Abstract

The purpose of this review is to determine the role of pulmonary vein (PV) triggers in different types of atrial fibrillation (AF) as well as to determine based on prospective randomized data which other approaches may increase the success rate of radiofrequency ablation of persistent AF. Special attention must be paid to detect, diagnose, and optimize management of reversible or treatable causes of persistent AF such as obesity, obstructive sleep apnea, hypertension, hypo- or hyperthyroidism, inflammatory and infectious diseases, and stress. Though the role of PVs is more pronounced in paroxysmal AF than in persistent AF, performing an adequate PV isolation is still a key part in treating persistent AF. There are now numerous techniques to obtain long-lasting pulmonary vein isolation and avoid esophageal damage. Patients with persistent AF will frequently require a more aggressive mapping and ablative approach. Ablation of sites associated with non-PV triggers such as the entire posterior wall, the roof, the anterior part of the left atrial (LA) septum, the left atrial appendage (LAA), the coronary sinus, and the superior vena cava has been shown to improve the freedom from AF at follow-up when combined with PV isolation. We do not encourage the use of empiric lines or complex fractionated atrial electrograms. Several studies have shown the role of empirical LAA electrical isolation in persistent AF. When focal ectopic atrial activity is observed after PV isolation, its activation sequence is compared to that of sinus rhythm, allowing quick identification of its origin.

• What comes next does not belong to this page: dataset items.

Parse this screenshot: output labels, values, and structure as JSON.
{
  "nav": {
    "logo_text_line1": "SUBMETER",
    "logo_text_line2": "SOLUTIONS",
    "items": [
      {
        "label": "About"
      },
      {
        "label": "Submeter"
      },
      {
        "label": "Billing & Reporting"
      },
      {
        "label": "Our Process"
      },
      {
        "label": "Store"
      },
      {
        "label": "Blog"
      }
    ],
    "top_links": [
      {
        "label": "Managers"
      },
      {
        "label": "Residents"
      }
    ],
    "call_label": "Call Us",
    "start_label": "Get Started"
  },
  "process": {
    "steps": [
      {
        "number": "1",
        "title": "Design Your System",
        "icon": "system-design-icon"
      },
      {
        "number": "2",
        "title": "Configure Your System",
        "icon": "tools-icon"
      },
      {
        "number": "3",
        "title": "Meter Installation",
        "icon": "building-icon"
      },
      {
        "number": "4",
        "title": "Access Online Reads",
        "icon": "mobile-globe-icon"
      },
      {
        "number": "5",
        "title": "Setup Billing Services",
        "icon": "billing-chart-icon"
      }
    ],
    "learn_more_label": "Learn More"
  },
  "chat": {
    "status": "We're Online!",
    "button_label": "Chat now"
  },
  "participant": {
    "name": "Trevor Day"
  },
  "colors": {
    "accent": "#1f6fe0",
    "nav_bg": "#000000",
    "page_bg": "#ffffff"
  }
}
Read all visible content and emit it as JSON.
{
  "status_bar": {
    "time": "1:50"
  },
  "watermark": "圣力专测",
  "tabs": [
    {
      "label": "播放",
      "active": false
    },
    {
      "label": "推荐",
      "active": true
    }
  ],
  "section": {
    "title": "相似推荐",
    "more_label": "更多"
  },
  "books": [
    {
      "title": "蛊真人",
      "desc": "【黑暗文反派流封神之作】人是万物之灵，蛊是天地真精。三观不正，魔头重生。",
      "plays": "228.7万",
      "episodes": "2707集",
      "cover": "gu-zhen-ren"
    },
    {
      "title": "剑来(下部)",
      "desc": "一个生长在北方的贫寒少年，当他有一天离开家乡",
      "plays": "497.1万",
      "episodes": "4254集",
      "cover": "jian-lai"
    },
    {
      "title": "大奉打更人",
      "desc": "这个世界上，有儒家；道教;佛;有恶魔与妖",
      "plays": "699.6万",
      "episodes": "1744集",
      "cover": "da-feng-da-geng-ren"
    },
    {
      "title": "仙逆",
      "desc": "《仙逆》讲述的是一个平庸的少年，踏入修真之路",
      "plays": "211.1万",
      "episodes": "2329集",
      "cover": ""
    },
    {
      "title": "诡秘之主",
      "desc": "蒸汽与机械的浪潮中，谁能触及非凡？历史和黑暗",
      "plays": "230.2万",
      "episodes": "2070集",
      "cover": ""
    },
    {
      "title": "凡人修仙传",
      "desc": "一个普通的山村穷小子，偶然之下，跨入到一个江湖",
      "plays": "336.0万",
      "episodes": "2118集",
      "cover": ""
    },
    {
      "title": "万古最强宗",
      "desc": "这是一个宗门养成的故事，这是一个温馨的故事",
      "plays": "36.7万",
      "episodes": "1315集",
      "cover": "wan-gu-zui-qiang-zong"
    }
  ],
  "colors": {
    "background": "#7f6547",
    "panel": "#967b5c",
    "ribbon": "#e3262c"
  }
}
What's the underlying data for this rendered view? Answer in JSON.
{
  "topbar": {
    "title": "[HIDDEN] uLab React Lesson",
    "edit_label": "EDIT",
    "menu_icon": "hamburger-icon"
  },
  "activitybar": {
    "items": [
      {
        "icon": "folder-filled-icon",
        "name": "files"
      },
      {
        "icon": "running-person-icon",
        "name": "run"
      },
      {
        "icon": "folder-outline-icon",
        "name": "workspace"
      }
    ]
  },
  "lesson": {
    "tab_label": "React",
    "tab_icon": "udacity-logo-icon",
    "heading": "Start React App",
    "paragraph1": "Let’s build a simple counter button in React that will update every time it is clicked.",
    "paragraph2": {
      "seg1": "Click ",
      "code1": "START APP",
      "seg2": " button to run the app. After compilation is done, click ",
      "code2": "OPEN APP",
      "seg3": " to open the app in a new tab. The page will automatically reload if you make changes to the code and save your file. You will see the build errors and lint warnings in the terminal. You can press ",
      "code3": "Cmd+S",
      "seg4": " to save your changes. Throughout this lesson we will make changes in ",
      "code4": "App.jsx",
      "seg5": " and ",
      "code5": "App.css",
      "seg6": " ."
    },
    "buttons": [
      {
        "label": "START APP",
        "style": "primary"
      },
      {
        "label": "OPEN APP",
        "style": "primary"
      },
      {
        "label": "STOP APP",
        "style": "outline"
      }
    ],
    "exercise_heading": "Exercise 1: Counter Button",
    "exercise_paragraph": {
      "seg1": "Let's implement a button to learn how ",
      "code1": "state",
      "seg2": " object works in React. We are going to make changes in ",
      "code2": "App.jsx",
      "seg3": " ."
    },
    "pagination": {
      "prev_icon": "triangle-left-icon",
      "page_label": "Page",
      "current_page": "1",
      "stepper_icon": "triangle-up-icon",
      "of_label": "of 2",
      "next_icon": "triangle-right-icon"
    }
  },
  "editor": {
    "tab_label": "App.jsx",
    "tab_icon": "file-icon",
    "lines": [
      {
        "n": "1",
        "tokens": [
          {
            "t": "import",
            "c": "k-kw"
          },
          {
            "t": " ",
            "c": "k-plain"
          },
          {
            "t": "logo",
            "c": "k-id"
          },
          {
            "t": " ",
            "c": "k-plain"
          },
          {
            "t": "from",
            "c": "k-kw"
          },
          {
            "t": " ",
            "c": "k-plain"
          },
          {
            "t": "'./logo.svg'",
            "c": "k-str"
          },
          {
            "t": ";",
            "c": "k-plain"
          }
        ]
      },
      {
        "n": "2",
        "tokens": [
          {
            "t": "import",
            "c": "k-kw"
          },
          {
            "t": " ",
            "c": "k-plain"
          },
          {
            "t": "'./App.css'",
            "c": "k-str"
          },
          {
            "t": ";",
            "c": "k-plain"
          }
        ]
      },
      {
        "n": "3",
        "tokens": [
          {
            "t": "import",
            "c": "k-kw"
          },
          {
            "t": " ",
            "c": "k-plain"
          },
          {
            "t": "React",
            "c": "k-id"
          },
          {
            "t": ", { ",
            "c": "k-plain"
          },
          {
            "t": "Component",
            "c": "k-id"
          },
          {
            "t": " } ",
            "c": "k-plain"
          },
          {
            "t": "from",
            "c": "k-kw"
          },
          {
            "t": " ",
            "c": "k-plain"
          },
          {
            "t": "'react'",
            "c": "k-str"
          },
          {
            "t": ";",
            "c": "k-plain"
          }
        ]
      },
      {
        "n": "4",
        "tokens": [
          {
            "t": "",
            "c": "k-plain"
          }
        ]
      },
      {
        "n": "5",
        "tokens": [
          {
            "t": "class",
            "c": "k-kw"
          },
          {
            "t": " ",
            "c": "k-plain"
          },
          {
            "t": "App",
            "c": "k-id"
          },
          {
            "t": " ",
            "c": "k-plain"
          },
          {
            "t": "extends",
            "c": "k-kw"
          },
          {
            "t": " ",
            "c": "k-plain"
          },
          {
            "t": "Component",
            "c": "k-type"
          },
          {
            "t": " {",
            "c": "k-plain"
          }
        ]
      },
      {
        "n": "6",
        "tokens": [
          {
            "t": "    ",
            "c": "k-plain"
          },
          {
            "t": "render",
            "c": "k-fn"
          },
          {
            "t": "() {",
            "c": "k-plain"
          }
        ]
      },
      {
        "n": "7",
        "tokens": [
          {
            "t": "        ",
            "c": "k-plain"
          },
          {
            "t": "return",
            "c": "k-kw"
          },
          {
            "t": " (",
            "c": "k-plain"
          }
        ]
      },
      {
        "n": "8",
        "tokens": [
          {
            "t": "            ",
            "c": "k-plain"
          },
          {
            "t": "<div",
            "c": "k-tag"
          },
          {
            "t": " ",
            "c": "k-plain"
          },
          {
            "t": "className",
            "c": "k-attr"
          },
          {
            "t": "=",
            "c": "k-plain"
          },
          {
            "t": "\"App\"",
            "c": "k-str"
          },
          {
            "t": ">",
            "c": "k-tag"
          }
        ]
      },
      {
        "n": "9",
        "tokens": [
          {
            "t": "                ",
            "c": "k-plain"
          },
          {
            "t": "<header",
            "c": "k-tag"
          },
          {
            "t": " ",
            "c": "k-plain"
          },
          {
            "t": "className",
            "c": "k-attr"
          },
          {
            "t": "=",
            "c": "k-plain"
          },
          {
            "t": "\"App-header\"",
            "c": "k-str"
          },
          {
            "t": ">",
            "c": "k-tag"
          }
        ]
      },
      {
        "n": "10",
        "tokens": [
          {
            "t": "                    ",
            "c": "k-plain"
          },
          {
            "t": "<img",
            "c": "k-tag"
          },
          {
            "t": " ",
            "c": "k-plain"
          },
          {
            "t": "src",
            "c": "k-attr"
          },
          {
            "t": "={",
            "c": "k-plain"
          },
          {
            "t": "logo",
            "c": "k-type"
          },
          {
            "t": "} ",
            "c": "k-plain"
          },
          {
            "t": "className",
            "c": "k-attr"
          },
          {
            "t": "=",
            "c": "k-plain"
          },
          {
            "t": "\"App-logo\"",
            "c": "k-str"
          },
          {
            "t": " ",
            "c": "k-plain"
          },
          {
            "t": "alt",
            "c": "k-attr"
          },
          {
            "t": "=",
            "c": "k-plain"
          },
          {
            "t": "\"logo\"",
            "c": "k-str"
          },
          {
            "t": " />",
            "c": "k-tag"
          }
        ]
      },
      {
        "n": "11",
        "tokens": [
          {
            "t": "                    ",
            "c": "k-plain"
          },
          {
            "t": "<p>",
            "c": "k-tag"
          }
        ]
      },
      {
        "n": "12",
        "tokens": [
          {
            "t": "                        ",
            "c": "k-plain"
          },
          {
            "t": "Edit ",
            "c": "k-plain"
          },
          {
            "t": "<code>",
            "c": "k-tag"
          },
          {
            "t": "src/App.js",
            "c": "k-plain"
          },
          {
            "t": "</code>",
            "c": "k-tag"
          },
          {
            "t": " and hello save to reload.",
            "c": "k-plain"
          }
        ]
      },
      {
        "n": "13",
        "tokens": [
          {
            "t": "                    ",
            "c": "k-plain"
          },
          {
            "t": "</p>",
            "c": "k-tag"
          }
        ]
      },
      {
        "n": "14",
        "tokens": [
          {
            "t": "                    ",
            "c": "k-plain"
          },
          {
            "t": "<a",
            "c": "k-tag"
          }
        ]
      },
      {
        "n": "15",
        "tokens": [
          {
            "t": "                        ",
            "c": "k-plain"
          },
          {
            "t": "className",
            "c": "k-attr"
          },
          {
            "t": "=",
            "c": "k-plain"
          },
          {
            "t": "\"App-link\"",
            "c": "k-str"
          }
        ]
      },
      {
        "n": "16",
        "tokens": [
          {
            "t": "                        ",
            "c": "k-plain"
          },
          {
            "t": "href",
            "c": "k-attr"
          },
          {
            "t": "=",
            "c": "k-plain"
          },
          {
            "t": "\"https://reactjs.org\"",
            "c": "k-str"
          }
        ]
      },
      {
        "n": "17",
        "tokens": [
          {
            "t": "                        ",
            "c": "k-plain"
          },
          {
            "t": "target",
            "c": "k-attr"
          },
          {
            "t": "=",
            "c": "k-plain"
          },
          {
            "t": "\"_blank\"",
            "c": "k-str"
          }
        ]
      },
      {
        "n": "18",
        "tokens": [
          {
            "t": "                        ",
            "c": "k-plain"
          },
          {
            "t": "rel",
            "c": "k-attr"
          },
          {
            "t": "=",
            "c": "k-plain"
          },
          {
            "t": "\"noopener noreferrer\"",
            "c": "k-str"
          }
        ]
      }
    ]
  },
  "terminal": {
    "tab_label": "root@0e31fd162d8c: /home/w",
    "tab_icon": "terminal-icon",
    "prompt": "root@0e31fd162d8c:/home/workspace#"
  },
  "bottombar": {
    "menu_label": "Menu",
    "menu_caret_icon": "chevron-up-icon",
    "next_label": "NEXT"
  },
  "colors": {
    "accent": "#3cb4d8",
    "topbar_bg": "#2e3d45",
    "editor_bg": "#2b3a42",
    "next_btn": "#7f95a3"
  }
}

For significant non-PV triggers (repetitive isolated beats, focal atrial tachycardias or beats triggering AF/atrial flutter), a more detailed activation mapping is performed in the area of origin. They are subsequently targeted with focal ablation, except for triggers originating from the superior vena cava (SVC), LAA, or coronary sinus, for which complete isolation of these structures is the ablation strategy of choice. We truly believe the LAA and the posterior LA wall deserve special consideration when managing patients with persistent AF.